Originally Posted by skiffle
The other aspect, which is somewhat forgotten, is that the reduction in air density has a noticeable impact on the aerodynamics of the car too. The reduction in air density reduces downforce and drag too - I wonder whether the rF2 physics engine could take that into account too, since that in turn would have a noticeable impact on the handling of the cars?

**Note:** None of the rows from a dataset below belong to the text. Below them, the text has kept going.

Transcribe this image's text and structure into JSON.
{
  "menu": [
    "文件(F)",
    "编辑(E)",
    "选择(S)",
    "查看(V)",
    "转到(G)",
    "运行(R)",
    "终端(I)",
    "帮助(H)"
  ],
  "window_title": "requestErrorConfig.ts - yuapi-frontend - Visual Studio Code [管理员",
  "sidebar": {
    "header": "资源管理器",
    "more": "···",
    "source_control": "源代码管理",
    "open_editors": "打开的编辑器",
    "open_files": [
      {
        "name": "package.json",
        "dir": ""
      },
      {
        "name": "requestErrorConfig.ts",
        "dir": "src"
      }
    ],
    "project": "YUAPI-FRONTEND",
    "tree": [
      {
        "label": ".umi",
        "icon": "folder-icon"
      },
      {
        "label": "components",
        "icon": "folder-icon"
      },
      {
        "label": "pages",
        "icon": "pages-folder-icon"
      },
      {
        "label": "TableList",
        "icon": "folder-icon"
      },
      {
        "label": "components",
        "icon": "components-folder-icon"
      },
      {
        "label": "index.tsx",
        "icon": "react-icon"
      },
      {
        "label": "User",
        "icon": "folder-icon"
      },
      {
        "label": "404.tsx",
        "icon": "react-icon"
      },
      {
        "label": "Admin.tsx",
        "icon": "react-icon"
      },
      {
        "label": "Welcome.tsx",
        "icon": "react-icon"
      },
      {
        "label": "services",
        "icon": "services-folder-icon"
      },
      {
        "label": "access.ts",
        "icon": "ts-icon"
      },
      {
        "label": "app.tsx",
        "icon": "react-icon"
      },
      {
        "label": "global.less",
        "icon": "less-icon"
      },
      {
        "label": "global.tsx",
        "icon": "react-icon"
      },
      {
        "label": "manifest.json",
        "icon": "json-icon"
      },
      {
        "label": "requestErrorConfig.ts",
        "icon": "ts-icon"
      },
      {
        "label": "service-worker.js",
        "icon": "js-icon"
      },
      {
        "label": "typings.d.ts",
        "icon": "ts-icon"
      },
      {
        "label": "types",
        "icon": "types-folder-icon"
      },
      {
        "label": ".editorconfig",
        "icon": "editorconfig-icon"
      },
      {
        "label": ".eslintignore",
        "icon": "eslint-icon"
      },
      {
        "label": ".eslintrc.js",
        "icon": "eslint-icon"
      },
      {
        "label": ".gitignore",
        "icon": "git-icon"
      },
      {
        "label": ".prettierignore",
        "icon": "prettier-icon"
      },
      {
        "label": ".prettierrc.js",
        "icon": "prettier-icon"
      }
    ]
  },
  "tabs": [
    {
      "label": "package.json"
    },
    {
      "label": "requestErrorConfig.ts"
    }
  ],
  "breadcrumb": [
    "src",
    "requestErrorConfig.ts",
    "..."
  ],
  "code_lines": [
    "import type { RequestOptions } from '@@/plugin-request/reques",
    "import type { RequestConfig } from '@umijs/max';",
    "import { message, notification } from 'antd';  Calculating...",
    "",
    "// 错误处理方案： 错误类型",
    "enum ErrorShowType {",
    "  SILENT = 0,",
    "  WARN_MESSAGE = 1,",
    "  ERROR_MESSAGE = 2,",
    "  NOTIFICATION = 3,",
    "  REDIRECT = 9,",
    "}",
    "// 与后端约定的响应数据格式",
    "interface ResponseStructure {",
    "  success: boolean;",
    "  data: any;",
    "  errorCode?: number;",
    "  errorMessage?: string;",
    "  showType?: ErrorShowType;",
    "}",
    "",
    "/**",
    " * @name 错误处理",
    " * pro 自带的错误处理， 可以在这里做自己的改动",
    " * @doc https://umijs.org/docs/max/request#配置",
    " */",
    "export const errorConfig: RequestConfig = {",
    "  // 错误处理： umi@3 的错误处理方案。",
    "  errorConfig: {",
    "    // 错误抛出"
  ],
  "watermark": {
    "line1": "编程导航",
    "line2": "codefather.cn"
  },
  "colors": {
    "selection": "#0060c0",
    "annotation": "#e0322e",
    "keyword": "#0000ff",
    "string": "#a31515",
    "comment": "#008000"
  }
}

To put that into perspective...
At 200 kph, 15ºC, altitude=0 m, a rear wing with the following parameters:
Camber = -2.0 % chord ,
Chord = 0.701 m ,
Span = 1.366 m ,
Surface Area = 0.958 sq m ,
Angle of attack = -5.0 degrees ,
Air Density = 1.224kg/cu m
Pressure = 101.261kPa,
Temperature = 15C,
Airspeed = 200 km/hr ,
results in the following:
Lift = -1336 Newtons
Drag = 236 Newtons
The very same wing at altitude=1500 m,
Lift = -1154 Newtons
Drag = 204 Newtons
Increasing the altitude to 3000 m,
Altitude = 3000 m ,
Air Density = 0.908kg/cu m
Theoretical Pressure = 70.106kPa,
Average Expected Temperature = -4C,
Lift = -992 Newtons
Drag = 176 Newtons
For a 3000 m race, the rear wing gets 40kgf less of negative lift (which can be offset by slightly wider rear wings), whereas its drag is reduced by less than 9kgf. This for a rear wing, obviously, though the same effects can be expected for splitters and diffusers.
So, we ought to step back, look at it carefully and understand that the effects of racing at high altitude are dramatic for the ENGINE ONLY (and probably tires).